Several phenomena regarding the interaction of the static magnetic field and subjective complaints of dizziness have been well documented and may well have implications to high-field fMRI. The strong static magnetic field used for MRI produces magnetovestibular stimulation (MVS) within the inner ear, via Lorentz forces that chronically displace the cupula within the semicircular canals. MVS magnitude is proportional to the static field strength (hence larger at 7T than 3T), absent in patients lacking vestibular function, and related to the idiosyncratic anatomy of the inner ear. Due to MVS, subjects situated in high-field magnets exhibit nystagmus when in the dark, with alternating patterns of slow-phase and quick-phase eye movements. If subjects are placed in the light, the oculomotor system actively stabilizes the visual world by preventing nystagmus, although MVS is still present. We plan to i) explore the effects of MVS on behaviour, and ii) investigate the influence of MVS on signalling within the fronto-parietal resting-state network. In meeting these objectives, we will advance the understanding of the behavioural and signalling implications of high-field MVS. Both of these objectives will be studied at 7T.

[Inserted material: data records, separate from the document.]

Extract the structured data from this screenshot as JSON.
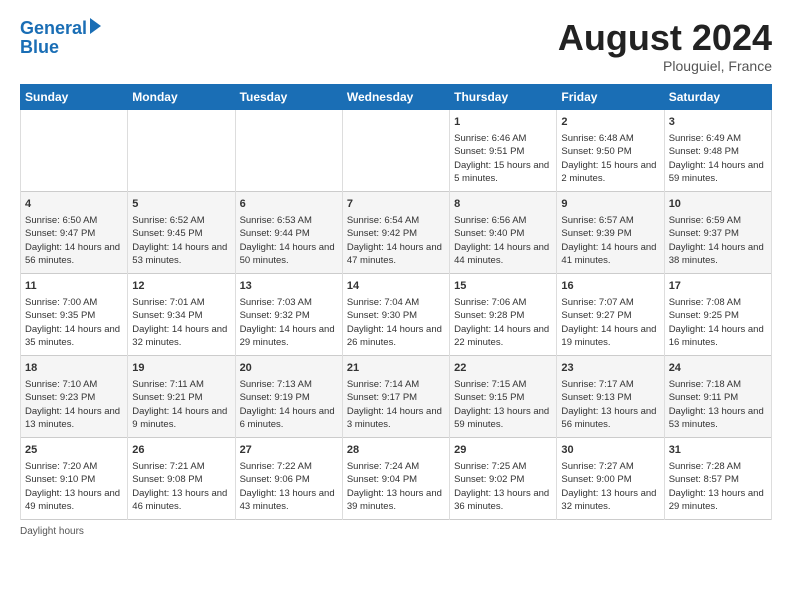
{
  "header": {
    "logo_line1": "General",
    "logo_line2": "Blue",
    "month_year": "August 2024",
    "location": "Plouguiel, France"
  },
  "days_of_week": [
    "Sunday",
    "Monday",
    "Tuesday",
    "Wednesday",
    "Thursday",
    "Friday",
    "Saturday"
  ],
  "weeks": [
    [
      {
        "num": "",
        "content": ""
      },
      {
        "num": "",
        "content": ""
      },
      {
        "num": "",
        "content": ""
      },
      {
        "num": "",
        "content": ""
      },
      {
        "num": "1",
        "content": "Sunrise: 6:46 AM\nSunset: 9:51 PM\nDaylight: 15 hours and 5 minutes."
      },
      {
        "num": "2",
        "content": "Sunrise: 6:48 AM\nSunset: 9:50 PM\nDaylight: 15 hours and 2 minutes."
      },
      {
        "num": "3",
        "content": "Sunrise: 6:49 AM\nSunset: 9:48 PM\nDaylight: 14 hours and 59 minutes."
      }
    ],
    [
      {
        "num": "4",
        "content": "Sunrise: 6:50 AM\nSunset: 9:47 PM\nDaylight: 14 hours and 56 minutes."
      },
      {
        "num": "5",
        "content": "Sunrise: 6:52 AM\nSunset: 9:45 PM\nDaylight: 14 hours and 53 minutes."
      },
      {
        "num": "6",
        "content": "Sunrise: 6:53 AM\nSunset: 9:44 PM\nDaylight: 14 hours and 50 minutes."
      },
      {
        "num": "7",
        "content": "Sunrise: 6:54 AM\nSunset: 9:42 PM\nDaylight: 14 hours and 47 minutes."
      },
      {
        "num": "8",
        "content": "Sunrise: 6:56 AM\nSunset: 9:40 PM\nDaylight: 14 hours and 44 minutes."
      },
      {
        "num": "9",
        "content": "Sunrise: 6:57 AM\nSunset: 9:39 PM\nDaylight: 14 hours and 41 minutes."
      },
      {
        "num": "10",
        "content": "Sunrise: 6:59 AM\nSunset: 9:37 PM\nDaylight: 14 hours and 38 minutes."
      }
    ],
    [
      {
        "num": "11",
        "content": "Sunrise: 7:00 AM\nSunset: 9:35 PM\nDaylight: 14 hours and 35 minutes."
      },
      {
        "num": "12",
        "content": "Sunrise: 7:01 AM\nSunset: 9:34 PM\nDaylight: 14 hours and 32 minutes."
      },
      {
        "num": "13",
        "content": "Sunrise: 7:03 AM\nSunset: 9:32 PM\nDaylight: 14 hours and 29 minutes."
      },
      {
        "num": "14",
        "content": "Sunrise: 7:04 AM\nSunset: 9:30 PM\nDaylight: 14 hours and 26 minutes."
      },
      {
        "num": "15",
        "content": "Sunrise: 7:06 AM\nSunset: 9:28 PM\nDaylight: 14 hours and 22 minutes."
      },
      {
        "num": "16",
        "content": "Sunrise: 7:07 AM\nSunset: 9:27 PM\nDaylight: 14 hours and 19 minutes."
      },
      {
        "num": "17",
        "content": "Sunrise: 7:08 AM\nSunset: 9:25 PM\nDaylight: 14 hours and 16 minutes."
      }
    ],
    [
      {
        "num": "18",
        "content": "Sunrise: 7:10 AM\nSunset: 9:23 PM\nDaylight: 14 hours and 13 minutes."
      },
      {
        "num": "19",
        "content": "Sunrise: 7:11 AM\nSunset: 9:21 PM\nDaylight: 14 hours and 9 minutes."
      },
      {
        "num": "20",
        "content": "Sunrise: 7:13 AM\nSunset: 9:19 PM\nDaylight: 14 hours and 6 minutes."
      },
      {
        "num": "21",
        "content": "Sunrise: 7:14 AM\nSunset: 9:17 PM\nDaylight: 14 hours and 3 minutes."
      },
      {
        "num": "22",
        "content": "Sunrise: 7:15 AM\nSunset: 9:15 PM\nDaylight: 13 hours and 59 minutes."
      },
      {
        "num": "23",
        "content": "Sunrise: 7:17 AM\nSunset: 9:13 PM\nDaylight: 13 hours and 56 minutes."
      },
      {
        "num": "24",
        "content": "Sunrise: 7:18 AM\nSunset: 9:11 PM\nDaylight: 13 hours and 53 minutes."
      }
    ],
    [
      {
        "num": "25",
        "content": "Sunrise: 7:20 AM\nSunset: 9:10 PM\nDaylight: 13 hours and 49 minutes."
      },
      {
        "num": "26",
        "content": "Sunrise: 7:21 AM\nSunset: 9:08 PM\nDaylight: 13 hours and 46 minutes."
      },
      {
        "num": "27",
        "content": "Sunrise: 7:22 AM\nSunset: 9:06 PM\nDaylight: 13 hours and 43 minutes."
      },
      {
        "num": "28",
        "content": "Sunrise: 7:24 AM\nSunset: 9:04 PM\nDaylight: 13 hours and 39 minutes."
      },
      {
        "num": "29",
        "content": "Sunrise: 7:25 AM\nSunset: 9:02 PM\nDaylight: 13 hours and 36 minutes."
      },
      {
        "num": "30",
        "content": "Sunrise: 7:27 AM\nSunset: 9:00 PM\nDaylight: 13 hours and 32 minutes."
      },
      {
        "num": "31",
        "content": "Sunrise: 7:28 AM\nSunset: 8:57 PM\nDaylight: 13 hours and 29 minutes."
      }
    ]
  ],
  "footer": {
    "daylight_label": "Daylight hours"
  }
}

This research proposal meshes with the strategic positioning of BrainsCAN. fMRI will remain an essential tool within cognitive neuroscience, but MVS has only recently been recognized and numerous implications remain to be explored. The presence of MVS does not invalidate the results that can be gained via high-field imaging. Instead, the influences of MVS at high-fields have to be detailed, and if necessary, controlled for through head positioning. MVS also provides a potentially unique tool for investigating vestibular function in healthy and patient populations. We are also exploring the feasibilty of combining eye movement measures with ongoing studies in patient populations (e.g., Parkinsons).

Visually-evoked activity
PI: Butler, Blake

Department: Psychology

Award Value: Reduced Rate

The purpose of this project is to determine the anaesthetic and data collection protocols necessary to optimize the imaging of visually-evoked neural activity in the cat. When one sensory modality is lost, such as in deafness, the area of cortex that would normally process stimuli in the abset modality is functionally reorganized to contribute to the remaining senses. While this is often considered to be compensatory in nature, we hypothesize that this rededication of cortical resources may contribute to the inability of some cochlear implant users to acquire language skills similar to their normal hearing peers.

This study seeks to optimize imaging of visually-evoked activity in visual and auditory cortices of hearing and deaf animals. Our current flexible feline coil will be modified to allow a better line of sight, and custom hardware will be sought to allow for the presentation of high-resolution visual stimuli to an animal facing the rear of the 7T scanner. This will allow us to pursue an exiciting line of research designed to observe the onset of visual function in presumptive auditory cortical regions, and the degree to which these areas can be rededicated to auditory perception following the resumption of hearing via a cochlear prosthesis. Moreover, we hope that the anaesthetic profile determined to be optimal in the cat may inform similar protocols across other animal models in use at Western University.